したがって、エアバッグの膨出時に破断予定部が破断するときに、破断線が切り込み溝の分岐した2方向のうち、破断しやすい方へ伝播するので、従来のように切り込み溝に空間が残っている場合や、両側面が接していても、その断面が直線状のものに比べてもエアバッグ膨出時に破断予定部を効率よく破断させることができる。
上記請求項4の発明のエアバッグドア部付き内装品によれば、破断予定部を裏面側から切り込んだ切り込み溝の対向する側面同士が接し、断面で屈曲したものとしている。このため、表面側から加わる荷重が屈曲した断面で支えられるので、従来のように切り込み溝に空間が残っている場合や、両側面が接していても、その断面が直線状のものに比べて剛性を向上させることができると共に、エアバッグの膨出時には、切り込み溝の開口側からスムーズに破断させることができる。
上記請求項5の発明のエアバッグドア部付き内装品によれば、破断予定部を裏面側から切り込んだ切り込み溝の対向する側面同士が接し、断面で底部が略Y字状に分岐したものとしている。このため、エアバッグの膨出時の破断予定部が破断するときに、破断線が切り込み溝の分岐した2方向のうち、破断しやすい方へ伝播するので、従来のように切り込み溝に空間が残っている場合や、両側面が接していても、その断面が直線状のものに比べてもエアバッグ膨出時に破断予定部を効率よく破断させることができる。
(実施形態1)
以下、この発明の実施の形態について図面に基づいて説明する。
以下、この発明の実施の形態について図面に基づいて説明する。
−インストルメントパネルの構成−
図1は本発明の実施形態にかかるエアバッグドア部付き内装品としてのインストルメントパネル1の助手席前方部分を示す。図2は図1のII−II線における断面図である。

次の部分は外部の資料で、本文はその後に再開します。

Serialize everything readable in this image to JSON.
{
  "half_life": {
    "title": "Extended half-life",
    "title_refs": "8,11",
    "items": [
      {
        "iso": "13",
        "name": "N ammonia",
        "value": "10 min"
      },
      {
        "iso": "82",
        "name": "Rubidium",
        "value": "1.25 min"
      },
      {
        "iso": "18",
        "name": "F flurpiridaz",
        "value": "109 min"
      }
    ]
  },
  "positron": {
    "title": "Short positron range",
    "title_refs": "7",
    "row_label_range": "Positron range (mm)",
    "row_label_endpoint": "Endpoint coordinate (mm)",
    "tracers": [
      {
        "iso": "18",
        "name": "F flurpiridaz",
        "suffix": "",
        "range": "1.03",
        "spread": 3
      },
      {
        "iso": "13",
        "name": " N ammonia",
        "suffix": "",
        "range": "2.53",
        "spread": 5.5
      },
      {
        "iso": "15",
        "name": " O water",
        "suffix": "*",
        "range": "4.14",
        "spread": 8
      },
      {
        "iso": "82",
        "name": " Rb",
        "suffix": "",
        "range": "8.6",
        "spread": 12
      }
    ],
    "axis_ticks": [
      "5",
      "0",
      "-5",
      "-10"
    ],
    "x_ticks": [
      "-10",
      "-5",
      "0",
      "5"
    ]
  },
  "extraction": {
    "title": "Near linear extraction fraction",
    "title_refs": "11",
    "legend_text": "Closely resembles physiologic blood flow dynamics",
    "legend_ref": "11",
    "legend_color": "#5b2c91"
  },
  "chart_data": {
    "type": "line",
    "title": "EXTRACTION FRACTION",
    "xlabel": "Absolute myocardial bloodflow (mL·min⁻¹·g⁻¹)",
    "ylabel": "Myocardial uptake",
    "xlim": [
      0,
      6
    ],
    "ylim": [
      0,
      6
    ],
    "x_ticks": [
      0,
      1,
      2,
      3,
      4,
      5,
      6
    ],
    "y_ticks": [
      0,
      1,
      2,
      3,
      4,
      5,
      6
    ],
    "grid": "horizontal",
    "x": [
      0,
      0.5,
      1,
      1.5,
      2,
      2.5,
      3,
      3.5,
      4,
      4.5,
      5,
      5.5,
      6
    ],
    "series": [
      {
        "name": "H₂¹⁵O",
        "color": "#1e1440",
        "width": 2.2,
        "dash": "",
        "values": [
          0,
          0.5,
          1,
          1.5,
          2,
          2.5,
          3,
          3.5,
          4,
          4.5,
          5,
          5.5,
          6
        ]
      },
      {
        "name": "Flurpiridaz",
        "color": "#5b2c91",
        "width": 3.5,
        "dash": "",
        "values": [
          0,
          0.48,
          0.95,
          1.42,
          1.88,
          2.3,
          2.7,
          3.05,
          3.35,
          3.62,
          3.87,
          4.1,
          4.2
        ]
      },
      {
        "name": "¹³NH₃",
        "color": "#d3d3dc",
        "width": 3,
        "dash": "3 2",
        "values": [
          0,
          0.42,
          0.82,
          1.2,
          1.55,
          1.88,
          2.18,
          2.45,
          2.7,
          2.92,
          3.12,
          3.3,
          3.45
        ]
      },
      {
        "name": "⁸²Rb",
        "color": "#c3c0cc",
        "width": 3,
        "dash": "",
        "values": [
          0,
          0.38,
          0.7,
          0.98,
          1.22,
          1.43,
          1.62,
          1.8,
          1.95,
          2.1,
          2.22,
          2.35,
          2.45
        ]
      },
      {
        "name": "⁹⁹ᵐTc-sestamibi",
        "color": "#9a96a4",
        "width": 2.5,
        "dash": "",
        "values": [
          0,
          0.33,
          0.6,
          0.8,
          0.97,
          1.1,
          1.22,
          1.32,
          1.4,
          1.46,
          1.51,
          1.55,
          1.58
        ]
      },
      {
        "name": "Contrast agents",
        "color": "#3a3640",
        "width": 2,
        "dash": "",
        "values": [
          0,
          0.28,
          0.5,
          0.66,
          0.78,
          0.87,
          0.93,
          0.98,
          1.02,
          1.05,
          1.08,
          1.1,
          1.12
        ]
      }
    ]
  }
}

図1は本発明の実施形態にかかるエアバッグドア部付き内装品としてのインストルメントパネル1の助手席前方部分を示す。図2は図1のII−II線における断面図である。
上記インストルメントパネル1は溶融樹脂を射出して成形された単層構造を有し、このインストルメントパネル1裏面の助手席前方に対応する箇所には、樹脂製の筒状枠体3が振動溶着により固定されている。この枠体3内部の上端には、2枚のフラップ5が車体前方側と後方側とに設けたヒンジ部7を介して一体に形成されている。これらフラップ5と上記枠体3との間には、平面視略H字状の隙間9が形成されるようになっている。この隙間9を除いた枠体3表面及びフラップ5表面がインストルメントパネル1裏面に振動溶着されている。そして、各フラップ5はエアバッグ装置11の作動でヒンジ部7を中心にそれぞれ前後に開くようになっている。上記枠体3内部の下端側には、エアバッグ装置11が取り付けられている。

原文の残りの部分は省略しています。